18:42:38 Oltre quindicimila persone stamane alla manifestazione in ricordo di don Peppe Diana a Casal di Principe. In corteo anche il presidente dell'Antimafia, Nicola Morra, il procuratore nazionale Antimafia, Federico Cafiero de Raho e il presidente di Libera, don Luigi Ciotti.

Come ogni anno non potevano mancare gli studenti delle scuole annesse al Convitto “G. Bruno” di Maddaloni. Presenti alla manifestazione i ragazzi del Liceo Classico e Classico Europeo del presidio scolastico di Libera, la banda e le majorette.

Il sacrificio di don Peppe non è stato inutile: l’aversano era una terra priva di libertà, il clan dei Casalesi era padrone assoluto del territorio, degli enti locali, di ogni espressione economica e politica.
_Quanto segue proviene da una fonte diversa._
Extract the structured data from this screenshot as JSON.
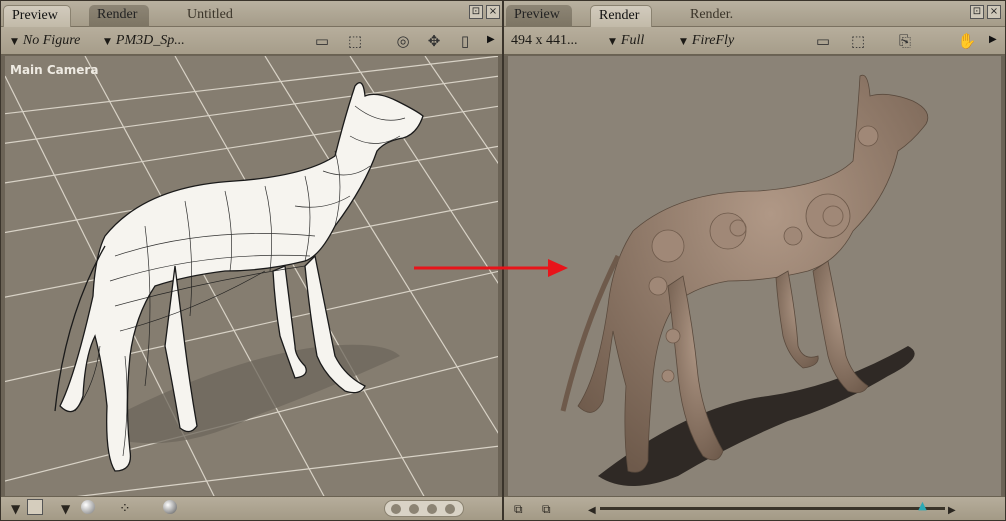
{
  "left_panel": {
    "tabs": [
      "Preview",
      "Render",
      "Untitled"
    ],
    "figure_dropdown": "No Figure",
    "figure_name_dropdown": "PM3D_Sp...",
    "camera_label": "Main Camera",
    "window_controls": [
      "resize-icon",
      "close-icon"
    ],
    "toolbar_icons": [
      "camera-icon",
      "select-camera-icon",
      "rotate-trackball-icon",
      "move-cross-icon",
      "scale-icon",
      "more-arrow-icon"
    ]
  },
  "right_panel": {
    "tabs": [
      "Preview",
      "Render",
      "Render."
    ],
    "size_dropdown": "494 x 441...",
    "quality_dropdown": "Full",
    "engine_dropdown": "FireFly",
    "window_controls": [
      "resize-icon",
      "close-icon"
    ],
    "toolbar_icons": [
      "render-camera-icon",
      "area-render-icon",
      "save-render-icon",
      "hand-pan-icon",
      "more-arrow-icon"
    ],
    "slider_level": 0.94
  },
  "colors": {
    "arrow": "#e8141a",
    "background": "#857d70",
    "render_bg": "#8b8377",
    "slider_thumb": "#2aa9b5"
  }
}
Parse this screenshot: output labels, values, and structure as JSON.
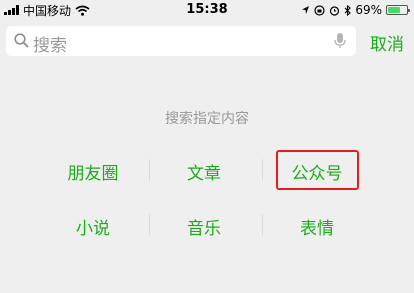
{
  "status_bar": {
    "carrier": "中国移动",
    "time": "15:38",
    "battery_percent": "69%",
    "battery_level": 0.69
  },
  "search": {
    "placeholder": "搜索",
    "cancel_label": "取消"
  },
  "hint": "搜索指定内容",
  "options": [
    "朋友圈",
    "文章",
    "公众号",
    "小说",
    "音乐",
    "表情"
  ],
  "highlighted_option": "公众号",
  "colors": {
    "accent": "#1aad19",
    "highlight_border": "#e02020",
    "background": "#efefef"
  }
}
Venticinque anni fa non si aveva neppure il coraggio di pronunciare l’espressione “clan dei Casalesi”. 

La camorra, dopo aver ucciso il coraggioso sacerdote, tentò anche di diffamarlo. Le mafie e i regimi di ogni colore dopo aver eseguito la sentenza tentano spesso di buttare il fango sulle vittime, insinuano che il movente dell’assassinio vada cercato altrove, nel delitto passionale o in un regolamento di conti privato, ma fin da subito ci furono manifestazioni collettive di giovani e adulti e in tanti marciarono per le strade ricordando don Peppe Diana. Da quel momento, nonostante la guerra non sia stata ancora vinta, molte cose sono cambiate: molti hanno sentito il dovere di operare una sorta di riscossa ed in questo quarto secolo fiumane di giovani hanno affollato le strade di Casal di Principe perché il suo esempio di coraggio e legalità sia sempre presente memoria di tutti.
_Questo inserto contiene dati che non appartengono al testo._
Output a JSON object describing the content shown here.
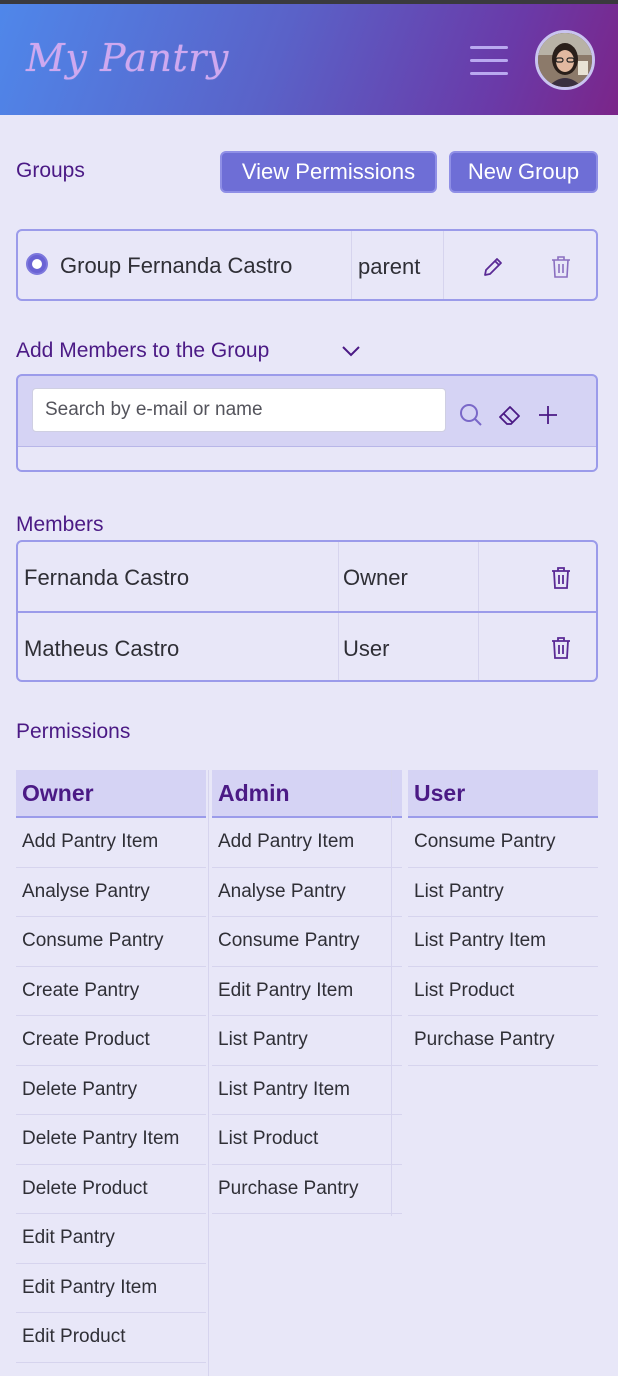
{
  "app": {
    "title": "My Pantry"
  },
  "groups": {
    "title": "Groups",
    "view_permissions_label": "View Permissions",
    "new_group_label": "New Group",
    "items": [
      {
        "name": "Group Fernanda Castro",
        "role": "parent",
        "selected": true
      }
    ]
  },
  "add_members": {
    "title": "Add Members to the Group",
    "search_placeholder": "Search by e-mail or name",
    "search_value": ""
  },
  "members": {
    "title": "Members",
    "rows": [
      {
        "name": "Fernanda Castro",
        "role": "Owner"
      },
      {
        "name": "Matheus Castro",
        "role": "User"
      }
    ]
  },
  "permissions": {
    "title": "Permissions",
    "columns": [
      {
        "header": "Owner",
        "items": [
          "Add Pantry Item",
          "Analyse Pantry",
          "Consume Pantry",
          "Create Pantry",
          "Create Product",
          "Delete Pantry",
          "Delete Pantry Item",
          "Delete Product",
          "Edit Pantry",
          "Edit Pantry Item",
          "Edit Product"
        ]
      },
      {
        "header": "Admin",
        "items": [
          "Add Pantry Item",
          "Analyse Pantry",
          "Consume Pantry",
          "Edit Pantry Item",
          "List Pantry",
          "List Pantry Item",
          "List Product",
          "Purchase Pantry"
        ]
      },
      {
        "header": "User",
        "items": [
          "Consume Pantry",
          "List Pantry",
          "List Pantry Item",
          "List Product",
          "Purchase Pantry"
        ]
      }
    ]
  },
  "colors": {
    "accent": "#6e6ed6",
    "heading": "#4b1a85",
    "background": "#e8e7f8",
    "border": "#9b9bea"
  },
  "icons": [
    "menu-icon",
    "avatar",
    "radio-icon",
    "pencil-icon",
    "trash-icon",
    "chevron-down-icon",
    "search-icon",
    "eraser-icon",
    "plus-icon"
  ]
}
“La partecipazione dei nostri ragazzi alla marcia – ci ha detto la rettrice, prof.ssa Maria Pirozzi – lungi dall’essere una mera presenza ad un evento, rientra nei percorsi di educazione alla legalità che portiamo avanti quotidianamente per sviluppare in loro la coscienza civile e la convinzione che la legalità conviene e che, laddove ci sono partecipazione, cittadinanza, diritti, regole, valori condivisi, non ci può essere criminalità.

I nostri non sono interventi puramente teorici, sappiamo bene che per un adolescente riconoscere e accettare un mondo di regole è sempre un percorso difficile e faticoso, per cui al Convitto educhiamo all'interiorizzazione e al rispetto delle regole come strumenti indispensabili per una civile convivenza innanzitutto con l’esempio. Non procediamo attraverso le prediche, la “saccenteria del dover essere”, per dirla alla Hegel, ma ponendoci di fronte a loro come modelli di riferimento, nella consapevolezza che educare significhi esigere dagli altri, ma principalmente da se stessi e che la relazione educativa si fonda sul giusto equilibrio tra autonomia e autorità, tra rigore e grazia”.